Cerebrovascular complications of Lyme neuroborreliosis (LNB) are poorly documented in the paediatric population.


We performed a retrospective analysis from prospectively registered cases of acute ischemic stroke (AIS) from the Swiss NeuroPaediatric Stroke Registry (SNPSR) from 2000 to 2015. Only cases with serologically confirmed LNB were included. In addition, a literature review on paediatric stroke cases secondary to Lyme neuroborreliosis in the same time frame was performed.


4 children out of 229 children with arterial ischemic childhood stroke and serologically confirmed LNB were identified in the SNPSR giving a global incidence of 1.7%. Median age was 9.9 years. A prior history of tick bites or erythema migrans (EM) was reported in two cases. Clinical presenting signs were suggestive of acute cerebellar/brainstem dysfunction. On imaging, three children demonstrated a stroke in the distribution of the posterior inferior cerebellar artery. The remaining fourth child had a “stroke-like” picture with scattered white matter lesions and a multifocal vasculitis with prominent basilar artery involvement. Lymphocytic pleocytosis as well as intrathecal synthesis of Borrelia burgdorferi antibodies were typical biological features. Acute intravenous third generation cephalosporins proved to be effective with rapid improvement in all patients. No child had recurrent stroke. Data from the literature concerning eight patients gave similar results, with prominent posterior circulation stroke, multifocal vasculitis and abnormal CSF as distinctive features.

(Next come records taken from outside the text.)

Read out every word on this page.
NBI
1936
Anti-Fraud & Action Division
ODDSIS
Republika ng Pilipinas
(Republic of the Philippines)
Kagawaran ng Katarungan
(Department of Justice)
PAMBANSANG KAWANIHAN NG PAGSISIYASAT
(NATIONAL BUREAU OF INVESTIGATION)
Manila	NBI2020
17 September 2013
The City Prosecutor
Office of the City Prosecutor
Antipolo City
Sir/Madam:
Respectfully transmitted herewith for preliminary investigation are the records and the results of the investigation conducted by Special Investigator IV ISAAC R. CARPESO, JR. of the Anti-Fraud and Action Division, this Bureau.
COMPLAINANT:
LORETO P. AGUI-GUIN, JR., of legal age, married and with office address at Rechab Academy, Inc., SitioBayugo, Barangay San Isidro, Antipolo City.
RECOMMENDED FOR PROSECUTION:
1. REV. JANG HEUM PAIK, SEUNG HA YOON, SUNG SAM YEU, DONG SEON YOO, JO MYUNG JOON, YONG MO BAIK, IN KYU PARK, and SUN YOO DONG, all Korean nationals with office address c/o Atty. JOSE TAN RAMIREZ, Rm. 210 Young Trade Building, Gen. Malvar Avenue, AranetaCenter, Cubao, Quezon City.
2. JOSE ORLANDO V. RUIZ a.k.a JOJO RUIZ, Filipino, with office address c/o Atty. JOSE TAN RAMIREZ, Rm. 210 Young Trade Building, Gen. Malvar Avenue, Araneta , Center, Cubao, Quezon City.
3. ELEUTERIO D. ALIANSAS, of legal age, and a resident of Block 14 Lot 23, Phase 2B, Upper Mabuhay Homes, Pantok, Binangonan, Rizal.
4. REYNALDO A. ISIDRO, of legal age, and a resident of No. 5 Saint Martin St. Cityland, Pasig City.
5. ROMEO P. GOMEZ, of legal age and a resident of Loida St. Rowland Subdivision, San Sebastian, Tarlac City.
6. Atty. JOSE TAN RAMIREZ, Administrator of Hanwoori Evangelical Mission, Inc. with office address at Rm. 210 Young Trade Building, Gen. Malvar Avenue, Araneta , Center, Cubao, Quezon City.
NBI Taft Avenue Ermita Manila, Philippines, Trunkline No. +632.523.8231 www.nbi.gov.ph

Lyme Neuroborreliosis accounts for a small proportion of paediatric stroke even in an endemic country. The strong predilection towards posterior cerebral circulation with clinical occurrence of brainstem signs associated with meningeal symptoms and CSF lymphocytosis are suggestive features that should rapidly point to the diagnosis. This can be confirmed by appropriate serological testing in the serum and CSF. Clinicians must be aware of this rare neurological complication of Lyme disease that demands specific antibiotic treatment.